Joel steps through the economics of pricing, segmentation, value pricing and after 5000 words gets to exactly where I am - you still don’t know what to charge :)

We will be launching B-Net in the next couple of days and having arrived at and moved away from around 100 different prices for the application I’m still not sure where to start.

Apparently Blognation spent $60k developing there app, or at least that’s what the developers are apparently owed.

I realise as much as the next person that you can’t use cost based pricing so it doesn’t really matter how much it cost us to develop and in fact it would be more opportunity cost I would need to look at as we stopped doing freelance work to code it.

I spent some time over at Linspire in 2003 and one thing Michael Robertson said to me was that you can put your price up, but never down. That’s an interesting point, and it means you can’t start off with a high price and lower it to find the best point on the demand curve. An example is webobjects dropping from $50,000 to $699. It makes for some very unhappy customers if you drop the price.

So, do you start low and increase the price. Well, this creates two problems, if the starting price is too low and customers perceive value by the price then this can cause problems, secondly those who purchase at the low price worry about the cost of future updates.

So, you can focus group the life out of it, except people will lie, what they say in a focus group rarely matches their behaviour when confronted with entering their credit card number.

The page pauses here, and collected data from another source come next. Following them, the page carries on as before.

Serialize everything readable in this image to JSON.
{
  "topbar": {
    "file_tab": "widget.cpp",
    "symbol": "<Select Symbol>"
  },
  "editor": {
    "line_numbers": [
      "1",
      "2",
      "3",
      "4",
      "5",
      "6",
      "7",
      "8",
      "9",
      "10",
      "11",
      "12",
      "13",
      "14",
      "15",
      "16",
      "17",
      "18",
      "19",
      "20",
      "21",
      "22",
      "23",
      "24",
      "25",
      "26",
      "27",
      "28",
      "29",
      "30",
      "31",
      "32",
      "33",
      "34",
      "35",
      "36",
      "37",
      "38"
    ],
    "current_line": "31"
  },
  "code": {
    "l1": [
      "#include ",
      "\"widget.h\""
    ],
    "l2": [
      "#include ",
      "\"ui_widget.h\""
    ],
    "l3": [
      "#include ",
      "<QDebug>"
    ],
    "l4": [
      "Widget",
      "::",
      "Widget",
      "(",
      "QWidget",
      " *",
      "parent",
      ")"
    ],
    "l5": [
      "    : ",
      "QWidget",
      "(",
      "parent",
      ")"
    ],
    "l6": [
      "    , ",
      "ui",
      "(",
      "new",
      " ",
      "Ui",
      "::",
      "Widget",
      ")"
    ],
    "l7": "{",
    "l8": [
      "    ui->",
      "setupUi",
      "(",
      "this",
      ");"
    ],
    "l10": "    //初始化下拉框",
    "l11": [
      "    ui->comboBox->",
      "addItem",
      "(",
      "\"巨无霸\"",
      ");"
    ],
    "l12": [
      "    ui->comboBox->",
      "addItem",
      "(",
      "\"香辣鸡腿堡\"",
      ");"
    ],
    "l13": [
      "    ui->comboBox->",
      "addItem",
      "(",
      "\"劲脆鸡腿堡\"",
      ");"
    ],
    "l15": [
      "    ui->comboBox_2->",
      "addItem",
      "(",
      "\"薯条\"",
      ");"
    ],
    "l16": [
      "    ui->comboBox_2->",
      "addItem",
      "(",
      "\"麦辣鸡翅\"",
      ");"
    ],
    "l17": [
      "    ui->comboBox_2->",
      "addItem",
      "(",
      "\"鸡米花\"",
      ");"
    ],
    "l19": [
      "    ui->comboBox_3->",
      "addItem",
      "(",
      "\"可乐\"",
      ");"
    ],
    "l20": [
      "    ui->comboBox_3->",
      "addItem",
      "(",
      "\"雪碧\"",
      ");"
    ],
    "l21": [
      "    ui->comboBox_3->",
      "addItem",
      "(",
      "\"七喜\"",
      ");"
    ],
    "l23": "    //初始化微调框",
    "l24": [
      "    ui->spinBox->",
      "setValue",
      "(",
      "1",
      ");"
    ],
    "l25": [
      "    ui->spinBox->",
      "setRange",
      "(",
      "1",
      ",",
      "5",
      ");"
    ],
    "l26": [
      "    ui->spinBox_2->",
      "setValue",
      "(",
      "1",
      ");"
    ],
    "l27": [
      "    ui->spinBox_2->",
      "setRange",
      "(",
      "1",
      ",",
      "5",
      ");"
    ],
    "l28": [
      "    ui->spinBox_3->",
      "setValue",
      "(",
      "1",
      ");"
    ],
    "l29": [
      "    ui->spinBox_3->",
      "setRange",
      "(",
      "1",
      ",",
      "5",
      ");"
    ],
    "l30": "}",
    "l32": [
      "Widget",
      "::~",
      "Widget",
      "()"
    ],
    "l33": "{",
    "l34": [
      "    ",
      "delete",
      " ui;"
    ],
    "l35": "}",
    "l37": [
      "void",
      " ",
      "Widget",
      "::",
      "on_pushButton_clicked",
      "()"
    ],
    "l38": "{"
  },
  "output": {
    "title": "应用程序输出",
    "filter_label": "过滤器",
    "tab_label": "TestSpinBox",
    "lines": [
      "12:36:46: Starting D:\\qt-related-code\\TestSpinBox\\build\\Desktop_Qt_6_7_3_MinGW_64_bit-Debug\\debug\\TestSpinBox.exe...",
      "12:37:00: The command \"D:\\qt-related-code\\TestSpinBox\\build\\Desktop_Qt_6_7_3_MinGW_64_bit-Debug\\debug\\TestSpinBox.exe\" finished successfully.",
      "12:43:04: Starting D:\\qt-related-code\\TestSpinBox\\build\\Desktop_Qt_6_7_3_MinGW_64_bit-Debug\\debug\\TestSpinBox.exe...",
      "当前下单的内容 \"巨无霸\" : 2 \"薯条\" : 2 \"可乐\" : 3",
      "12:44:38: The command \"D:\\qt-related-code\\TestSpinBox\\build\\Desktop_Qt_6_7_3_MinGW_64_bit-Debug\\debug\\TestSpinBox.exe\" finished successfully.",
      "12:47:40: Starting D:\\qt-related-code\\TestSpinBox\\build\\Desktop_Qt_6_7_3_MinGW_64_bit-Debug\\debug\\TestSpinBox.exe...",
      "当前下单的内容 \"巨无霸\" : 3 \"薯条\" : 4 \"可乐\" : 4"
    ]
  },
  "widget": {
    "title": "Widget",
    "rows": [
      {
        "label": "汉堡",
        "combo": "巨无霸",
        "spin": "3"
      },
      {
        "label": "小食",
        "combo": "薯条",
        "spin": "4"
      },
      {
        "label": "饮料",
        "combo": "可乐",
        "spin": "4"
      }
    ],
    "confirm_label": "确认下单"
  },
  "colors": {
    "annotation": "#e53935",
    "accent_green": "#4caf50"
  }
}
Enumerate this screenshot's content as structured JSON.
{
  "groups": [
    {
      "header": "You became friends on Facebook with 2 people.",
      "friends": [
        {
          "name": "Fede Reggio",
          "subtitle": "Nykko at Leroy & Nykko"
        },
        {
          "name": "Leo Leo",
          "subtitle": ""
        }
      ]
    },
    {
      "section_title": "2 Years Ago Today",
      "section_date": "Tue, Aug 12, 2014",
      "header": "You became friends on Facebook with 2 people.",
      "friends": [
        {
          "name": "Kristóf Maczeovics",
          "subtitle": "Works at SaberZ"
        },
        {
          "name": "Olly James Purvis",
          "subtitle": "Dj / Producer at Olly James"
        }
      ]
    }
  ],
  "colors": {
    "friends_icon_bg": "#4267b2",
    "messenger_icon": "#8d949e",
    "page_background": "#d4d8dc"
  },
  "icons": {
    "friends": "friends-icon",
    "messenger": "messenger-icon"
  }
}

With all this science you are still left with not a lot to help.

Should it be free?

I’m sure many would say yes, but how do we recoup our investment and how do we pay for the support we still would have to give to the product? My feeling on Open Source (that’s free as in free beer not free as in free speech because everyone expects open source to be free as in free beer, the utopian days of free speech are long gone) is that projects using it need a wide market, lots of users.

I would just ask those who want it free to consider my employees, imagine if your boss decided to give away your product and at the end of the month you go to collect your pay cheque and there isn’t one…

How do we factor in the revenue potential to our users, if they can make money out of it then is this a factor?

Do we use it as a loss leader to our other products, Dolphin does this by licensing their product using Creative Commons attributional. However, CC say

Creative Commons licenses are not intended to apply to software. They should not be used for software. We strongly encourage you to use one of the very good software licenses available today. The licenses made available by the Free Software Foundation or listed at the Open Source Initiative should be considered by you if you are licensing software or software documentation. Unlike our licenses — which do not make mention of source or object code — these existing licenses were designed specifically for use with software.

Do we follow the Radiohead example and have a pay what you want strategy?

Do we run a Dutch auction on the site for it?

At the end of the day I have to make a decision, one that’s not easy to make, one that could be wrong, but no matter what I choose I have to make it the right one.